In the 19th century, people started crowding the city in hope of having a better life than the one that they had left behind. New York City began to expand very rapidly and living environments became extremely overcrowded. Buildings that had once been single-family dwellings became tenements to accommodate the growing population. The wealthier people moved up North and the poor immigrants moved into tenements. These were buildings that were built on a standard lot twenty-five feet (eight meters) wide and one hundred feet (thirty meters) deep. Each building usually had four floors, and each apartment usually had dark, unventilated, interior rooms. Many of the buildings didn't have running water. Tenements provided housing at $2 to $3 a room a month for poor and working class immigrants living and working in lower Manhattan, mostly on the Lower East Side.

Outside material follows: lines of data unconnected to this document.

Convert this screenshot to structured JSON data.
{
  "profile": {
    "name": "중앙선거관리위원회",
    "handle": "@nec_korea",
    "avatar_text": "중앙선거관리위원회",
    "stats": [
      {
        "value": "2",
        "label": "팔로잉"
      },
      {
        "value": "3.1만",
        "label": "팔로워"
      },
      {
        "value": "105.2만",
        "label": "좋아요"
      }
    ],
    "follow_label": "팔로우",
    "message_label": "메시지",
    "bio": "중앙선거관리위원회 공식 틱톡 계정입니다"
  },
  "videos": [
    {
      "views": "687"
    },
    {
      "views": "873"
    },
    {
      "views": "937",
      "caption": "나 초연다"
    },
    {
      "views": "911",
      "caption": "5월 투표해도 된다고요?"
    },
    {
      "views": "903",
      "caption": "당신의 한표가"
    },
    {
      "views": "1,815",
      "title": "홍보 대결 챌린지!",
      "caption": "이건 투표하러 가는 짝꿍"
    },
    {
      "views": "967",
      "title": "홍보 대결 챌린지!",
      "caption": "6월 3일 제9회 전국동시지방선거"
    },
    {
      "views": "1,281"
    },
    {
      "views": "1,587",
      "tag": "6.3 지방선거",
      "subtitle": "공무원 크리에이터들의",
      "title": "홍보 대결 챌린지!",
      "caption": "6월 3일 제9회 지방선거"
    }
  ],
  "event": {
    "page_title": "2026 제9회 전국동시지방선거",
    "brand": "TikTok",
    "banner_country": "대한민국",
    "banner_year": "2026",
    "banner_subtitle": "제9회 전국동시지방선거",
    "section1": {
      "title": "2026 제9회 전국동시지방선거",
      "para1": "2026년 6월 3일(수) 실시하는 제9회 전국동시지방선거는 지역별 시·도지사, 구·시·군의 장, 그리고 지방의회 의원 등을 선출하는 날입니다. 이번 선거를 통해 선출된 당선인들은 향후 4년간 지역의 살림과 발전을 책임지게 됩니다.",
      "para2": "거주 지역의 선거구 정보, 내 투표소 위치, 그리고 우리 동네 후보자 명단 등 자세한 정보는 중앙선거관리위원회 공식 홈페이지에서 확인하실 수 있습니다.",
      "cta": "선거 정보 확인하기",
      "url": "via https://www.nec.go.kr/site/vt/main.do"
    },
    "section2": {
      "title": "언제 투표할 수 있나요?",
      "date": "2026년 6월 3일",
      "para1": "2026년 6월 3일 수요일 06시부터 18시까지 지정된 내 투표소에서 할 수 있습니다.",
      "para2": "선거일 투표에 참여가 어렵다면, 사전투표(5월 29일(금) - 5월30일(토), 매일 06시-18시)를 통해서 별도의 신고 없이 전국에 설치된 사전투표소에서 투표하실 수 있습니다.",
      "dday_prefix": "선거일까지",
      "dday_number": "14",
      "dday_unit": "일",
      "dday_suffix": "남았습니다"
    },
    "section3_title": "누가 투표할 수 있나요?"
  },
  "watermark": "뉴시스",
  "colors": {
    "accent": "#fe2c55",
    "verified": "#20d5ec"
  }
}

Though tenements were able to accommodate many people, it was not a safe nor sanitary environment to live in. In order to improve tenements and tenement life, there was a competition that was sponsored by the magazine The Plumber and Sanitary Engineer. Plumber and Sanitary Engineer competition was supposed to provide clean and comfortable housing for New York City's growing immigrant population. The initial goal was to increase the landlord's profits and to make the tenement life more suitable. Creating a design that would do this was hard to do after the tenement law of 1879 that constrained the Manhattan lot size 25 by 100 feet. The law also forbade the construction of rooms that didn't have a window source of air. That led to the Board of Health reject plans for buildings that would cover more than 65 percent of a lot. The winner of the competition was James E. Ware. James E. Ware invented the dumbbell design.
The design was called a dumbbell because of its narrow air shaft running through the middle of the building on each side. There were indoor toilets with plumbing, an airshaft, a vent, two beds, a living room, and a kitchen.